Habits, we all have them such as the way you hold a pen or drink a cup of coffee, right down to the way we floss out teeth, and, believe it or not, changing some of those habits may result in changes of such a basic nature that our companies, or, at the very least, our lives are transformed.
For example, one person in Duhigg’s work changed her life completely. For example, she stopped smoking and began exercising, including walking to work. Indeed, she has even run a marathon and the results of her major change of habit have been amazing. Her life has come together and her work improvement has brought her the reward of a promotion.
Of course, as Duhigg notes, this required a major commitment and major changes in her life. However, she was willing to make them to ensure that her life was better.

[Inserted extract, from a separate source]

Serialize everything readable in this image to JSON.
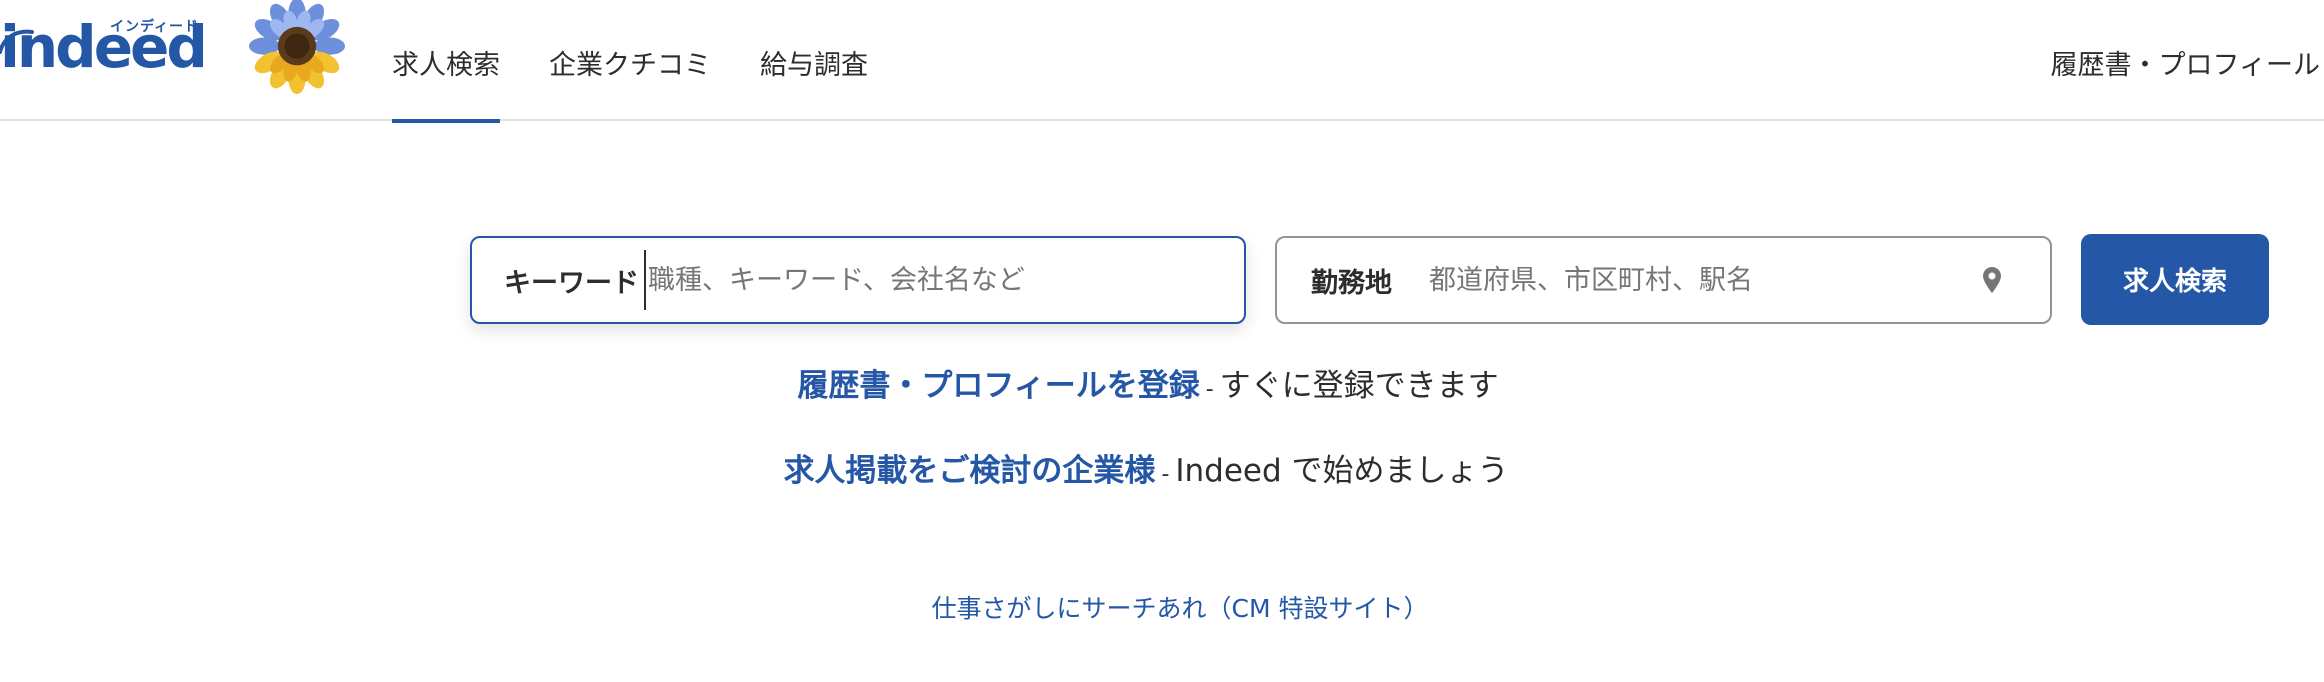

The results, which were confirmed by before and after testing by neurologists and other researchers, illustrated that the habits we fall into affect not only our work, but also how we do the work.

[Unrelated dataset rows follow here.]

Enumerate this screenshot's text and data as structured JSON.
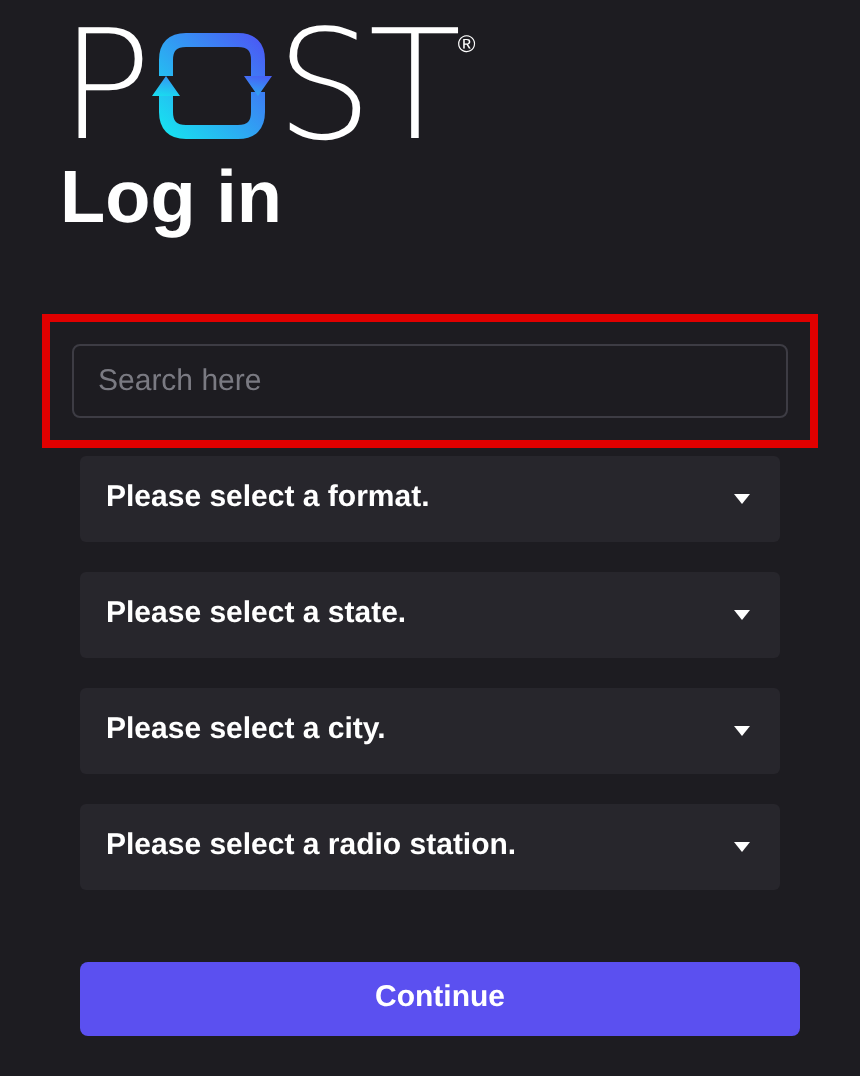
{
  "logo": {
    "left": "P",
    "right": "ST",
    "mark": "®"
  },
  "title": "Log in",
  "search": {
    "placeholder": "Search here",
    "highlighted": true
  },
  "selects": [
    {
      "label": "Please select a format."
    },
    {
      "label": "Please select a state."
    },
    {
      "label": "Please select a city."
    },
    {
      "label": "Please select a radio station."
    }
  ],
  "button": "Continue"
}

These results appear in Charles Duhigg’s comprehensive and authoritative work, The Power of Habit: Why We Do What We Do in Life and Business.
All around us, as Duhigg’s research notes, there are examples of just how important habit is to ensuring the success or failure of a product. Here’s a current example, dealing with one of Procter and Gamble’s core products, Febreze. In the example, a cluttered, paper-strewn and dog-hair strewn house is sprayed in key areas with Febreze and then samples of the marketing group are brought in blindfolded. Each person is perfectly happy with the supposedly happily clean home they are sitting it, until they remove their blindfolds and when you see he looks on their faces, you know they are not happy.
That Febreze is around, though, to make these ads is amazing in itself. It seems some years ago, P&G had this product, Febreze, and no one knew what to do with it. It as aimed at keeping bedding clean. As Duhigg noted, it took a long study and lots of analysis to see something they had been missing. It was a small bed-making habit and when the Febreze team implemented the habit change, sales took off to the point that Febreze is one of P&G’s core business lines with over $1 billion in sales per year. Yes, sometimes habit changes can be over-the-top and noticeable, but other times they are small and incremental.
The list goes on and on and involves some of the leading firms in America and usually involves reshaping only one or two habits so the business will come around, and it does. In each case, key people recognize that habits need changing and then they go about changing them.
Working closely with the leading neurological teams and neurologists, Duhigg uses oils to paint a picture of an area of study that brings people the type of success they need for long-term achievement. No, it is not easy and there will likely be resistance, but the changes, as Duhigg points out, work. And, if it works, the changes need to be implemented, given the economic conditions we are facing.